All tissues of the chest wall and mediastinum are subject to post-radiation changes, including the skin, the ribs, and the pleurae. Radiation to the chest wall sometimes causes deep ulcers with osteonecrosis of the ribs and sternum bone. The reconstruction of these irradiation chest ulcers must provide pleural and structural continuity to support the respiratory mechanism and a primary closure following radical ulcer resection [1] .
4 patients were treated conservatively (one presented with acute erythematous reaction and 3 with moist desquamation) by topical applications (aloe vera, local antibiotics, and anti-inflammatory), daily dressing and regular follow up and healed in 8 - 10 weeks according to severity.
Topical treatments especially aloe vera were mentioned as one of the most commonly used agents for the treatment of radiation-induced dermatitis and has been reported in the literature as early as 1935 [23] .
Others recommended the use of topical agents to reduce severity of reactions and even recommended its use from the 1st day of radiotherapy until 3 weeks after its completion as a prophylaxis against acute severe dermatitis [24] .
Split skin graft was used after debridement in 5 patients who had ulcers limited to skin and subcutaneous tissues. but they had high complication rates with one complete rejection and 3 partial losses that need further management
Kurul et al. (1997) investigated the outcomes of 200 previously irradiated patients who underwent skin grafting or flap reconstruction. They reported that the complication rate with skin grafts was significantly higher than that with skin or muscle flaps [10] .
Another study by Akira Saito denoted that Split-thickness skin grafting provides a simple one-stage reconstructive option for skin and soft tissue defects, but its use in the irradiated wound is controversial [25] .
In this study 11 patients were treated using pedicled flaps (7 patients had LD flap and 4 treated with TRAM flap), these patients had good results with no or minor treatable complications that provide adequate tissue covering and good support to the chest wall without the need to use synthetic mesh for chest wall reconstruction.
In 2014, Masaki Fujioka reviewed the practices and surgical results for radiation ulcers over the past 30 years & concluded that the most crucial step is complete resection and debridement of radiation-affected area, including necrotic skin, fat, muscle, and sometimes bone, followed by coverage with well-vascularized tissue. He also denoted that a synthetic mesh or rib graft to reinforce the chest wall should not be used for contaminated radiation ulcers, but a thick musculocutaneous flap alone should be transferred [26] .
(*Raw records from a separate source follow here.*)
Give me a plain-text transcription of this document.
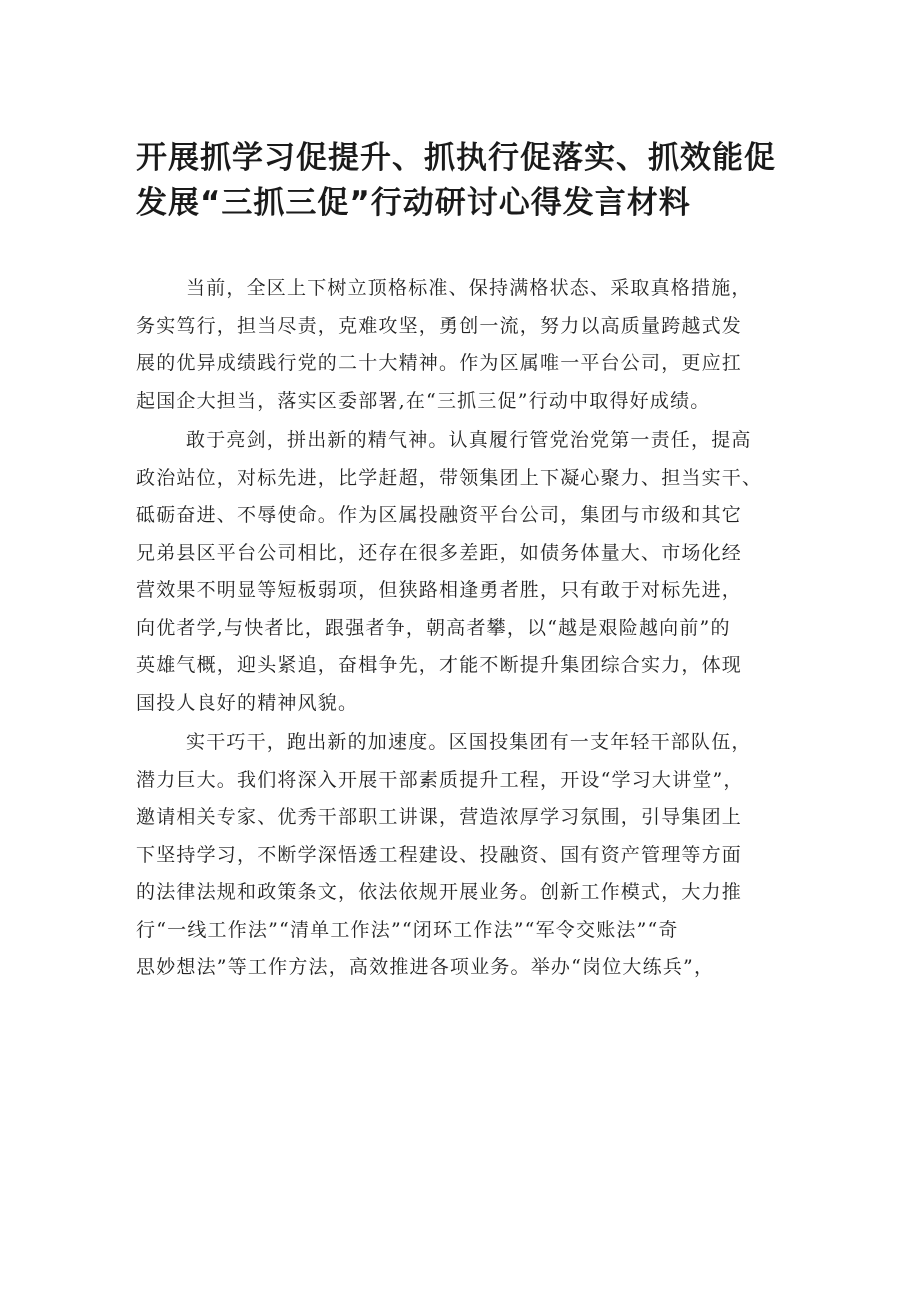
开展抓学习促提升、抓执行促落实、抓效能促
发展“三抓三促”行动研讨心得发言材料
当前，全区上下树立顶格标准、保持满格状态、采取真格措施，
务实笃行，担当尽责，克难攻坚，勇创一流，努力以高质量跨越式发
展的优异成绩践行党的二十大精神。作为区属唯一平台公司，更应扛
起国企大担当，落实区委部署,在“三抓三促”行动中取得好成绩。
敢于亮剑，拼出新的精气神。认真履行管党治党第一责任，提高
政治站位，对标先进，比学赶超，带领集团上下凝心聚力、担当实干、
砥砺奋进、不辱使命。作为区属投融资平台公司，集团与市级和其它
兄弟县区平台公司相比，还存在很多差距，如债务体量大、市场化经
营效果不明显等短板弱项，但狭路相逢勇者胜，只有敢于对标先进，
向优者学,与快者比，跟强者争，朝高者攀，以“越是艰险越向前”的
英雄气概，迎头紧追，奋楫争先，才能不断提升集团综合实力，体现
国投人良好的精神风貌。
实干巧干，跑出新的加速度。区国投集团有一支年轻干部队伍，
潜力巨大。我们将深入开展干部素质提升工程，开设“学习大讲堂”，
邀请相关专家、优秀干部职工讲课，营造浓厚学习氛围，引导集团上
下坚持学习，不断学深悟透工程建设、投融资、国有资产管理等方面
的法律法规和政策条文，依法依规开展业务。创新工作模式，大力推
行“一线工作法”“清单工作法”“闭环工作法”“军令交账法”“奇
思妙想法”等工作方法，高效推进各项业务。举办“岗位大练兵”，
Another study used LD flap without the use of either an artificial prosthesis or autologous rib to reconstruct the chest wall defect and showed no complications regarding respiratory impairment or pleural complications by Clinical and radiological follow-up and concluded that myocutaneous flaps are satisfactory to cover the chest wall defect and provide satisfactory stability to the chest wall [27] .
In our study, the rate of complications was higher with TRAM than with LD flaps which also were confirmed by an older study that investigated TRAM for coverage of chest wall defects after radiotherapy [28] .
5. Conclusions
Despite the progress in radiation techniques, complications in the form of radionecrotic ulcers and osteoradionecrosis still happen, and these usually don’t heal with conservative measures (unless superficial).
Biopsy and histological examination must be performed immediately to rule out a recurrent tumor, and adequate debridement is the most crucial procedure followed by coverage with well-vascularized tissue.
Pedicled flaps provide a good choice for reconstruction and provide chest wall support without the use of synthetic mesh and the choice of flap varies with the location and size of the wounds.
Pre-existing co-morbidities constitute a major risk factor for occurrence of post-reconstruction complications.